A Plan Make The Moon A Hub For Solar Power By Putting A Ring Around It

By Joelle Renstrom | Published

This article is more than 2 years old

Luna Ring
America may not be sending people to the moon anytime soon, but recently NASA has been interested in how we can use the moon to advance the scientific and space frontiers. From growing plants to using the moon as a way to destroy threatening asteroids to establishing a national park there, scientists seem to be realizing that there’s more to be done on Earth’s favorite space rock than simply sticking a flag in it. The latest idea for the moon, proposed by Japan’s Shimizu Corporation, involves turning it into a major hub for solar power by putting something called a Luna Ring around it. Would that make us married to the moon?

The moon is an advantageous venue for harvesting solar power, given that it’s constantly sunbathing. Solar-powered instruments, such as some used by Apollo astronauts and China’s recently launched Yutu moon rover have successfully harnessed the endless sunlight available to the moon. So why not increase the scale? Shimizu Corporation’s proposal involves wrapping a 250-mile-wide ring of solar panels around the moon’s equator and then beaming the solar power back to mother Earth.

Luna Ring

Let’s look at the upsides of this plan first—it could generated an estimated 13,000 terrawatts of constant power. That’ll keep a few lights on, especially given that the average total summer electricity generation in the US is just over 1,000 gigawatts, or 1 terrawatt. So we’re talking about a nearly unlimited amount of green energy here, which is one of those incredibly lofty and seemingly impossible goals. Shimizu says that the solar energy could be directed through laser and microwave transmitters on the side of the moon that faces Earth, which would allow receiving stations around the world to harness the electricity during Earth’s rotation.

The downside? How the hell do we build this 6,800-mile ring? We don’t currently have all the robotic technologies necessary to complete such a massive lunar construction project. We’d need robots that could do all kinds of tasks on the moon’s surface, as well as be able to perform tasks communicated remotely by humans on Earth. And what about ownership? What would the countries of the world think about this Japanese corporation undertaking such a project? Some may very well protest—especially those whose GDP depends on oil. Would this solar energy presumably be available to anyone and everyone, or only to companies that invest in the project? What would the cost be, both of buying access to that energy and in constructing the Luna Ring in the first place?

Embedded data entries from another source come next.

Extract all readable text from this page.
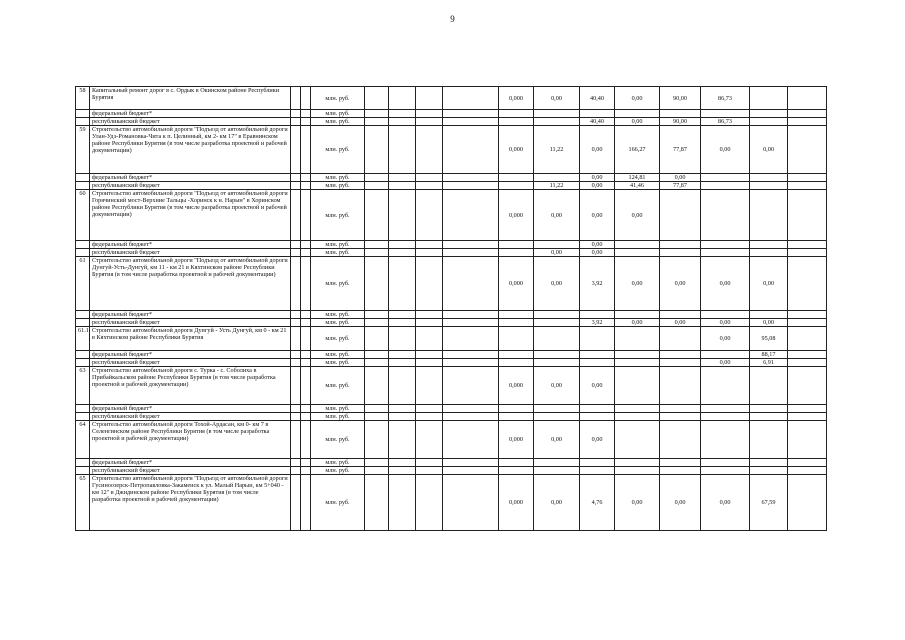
9
58	Капитальный ремонт дорог в с. Ордык в Окинском районе Республики Бурятия			млн. руб.					0,000	0,00	40,40	0,00	90,00	86,73		
	федеральный бюджет*			млн. руб.												
	республиканский бюджет			млн. руб.							40,40	0,00	90,00	86,73		
59	Строительство автомобильной дороги "Подъезд от автомобильной дороги Улан-Удэ-Романовка-Чита к п. Целинный, км 2- км 17" в Еравнинском районе Республики Бурятия (в том числе разработка проектной и рабочей документации)			млн. руб.					0,000	11,22	0,00	166,27	77,87	0,00	0,00	
	федеральный бюджет*			млн. руб.							0,00	124,81	0,00			
	республиканский бюджет			млн. руб.						11,22	0,00	41,46	77,87			
60	Строительство автомобильной дороги "Подъезд от автомобильной дороги Горячинский мост-Верхние Тальцы -Хоринск к н. Нарын" в Хоринском районе Республики Бурятия (в том числе разработка проектной и рабочей документации)			млн. руб.					0,000	0,00	0,00	0,00				
	федеральный бюджет*			млн. руб.							0,00					
	республиканский бюджет			млн. руб.						0,00	0,00					
61	Строительство автомобильной дороги "Подъезд от автомобильной дороги Дунгуй-Усть-Дунгуй, км 11 - км 21 в Кяхтинском районе Республики Бурятия (в том числе разработка проектной и рабочей документации)			млн. руб.					0,000	0,00	3,92	0,00	0,00	0,00	0,00	
	федеральный бюджет*			млн. руб.												
	республиканский бюджет			млн. руб.							3,92	0,00	0,00	0,00	0,00	
61.1	Строительство автомобильной дороги Дунгуй - Усть Дунгуй, км 0 - км 21 в Кяхтинском районе Республики Бурятия			млн. руб.										0,00	95,08	
	федеральный бюджет*			млн. руб.											88,17	
	республиканский бюджет			млн. руб.										0,00	6,91	
63	Строительство автомобильной дороги с. Турка - с. Соболиха в Прибайкальском районе Республики Бурятия (в том числе разработка проектной и рабочей документации)			млн. руб.					0,000	0,00	0,00					
	федеральный бюджет*			млн. руб.												
	республиканский бюджет			млн. руб.												
64	Строительство автомобильной дороги Тохой-Ардасан, км 0- км 7 в Селенгинском районе Республики Бурятия (в том числе разработка проектной и рабочей документации)			млн. руб.					0,000	0,00	0,00					
	федеральный бюджет*			млн. руб.												
	республиканский бюджет			млн. руб.												
65	Строительство автомобильной дороги "Подъезд от автомобильной дороги Гусиноозерск-Петропавловка-Закаменск к ул. Малый Нарын, км 5+040 - км 12" в Джидинском районе Республики Бурятия (в том числе разработка проектной и рабочей документации)			млн. руб.					0,000	0,00	4,76	0,00	0,00	0,00	67,59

Luckily, Shimizu has built in time to consider these questions—the target start date isn’t until 2035. Certainly the biggest engineering project ever warrants pretty careful and thorough planning. But until then, why not praise the merits of such an idea? This is about as big as ideas get, and its motivation is in the right place. Plus, think about all the trippy photos we’ll get of the moon looking a bit like Saturn!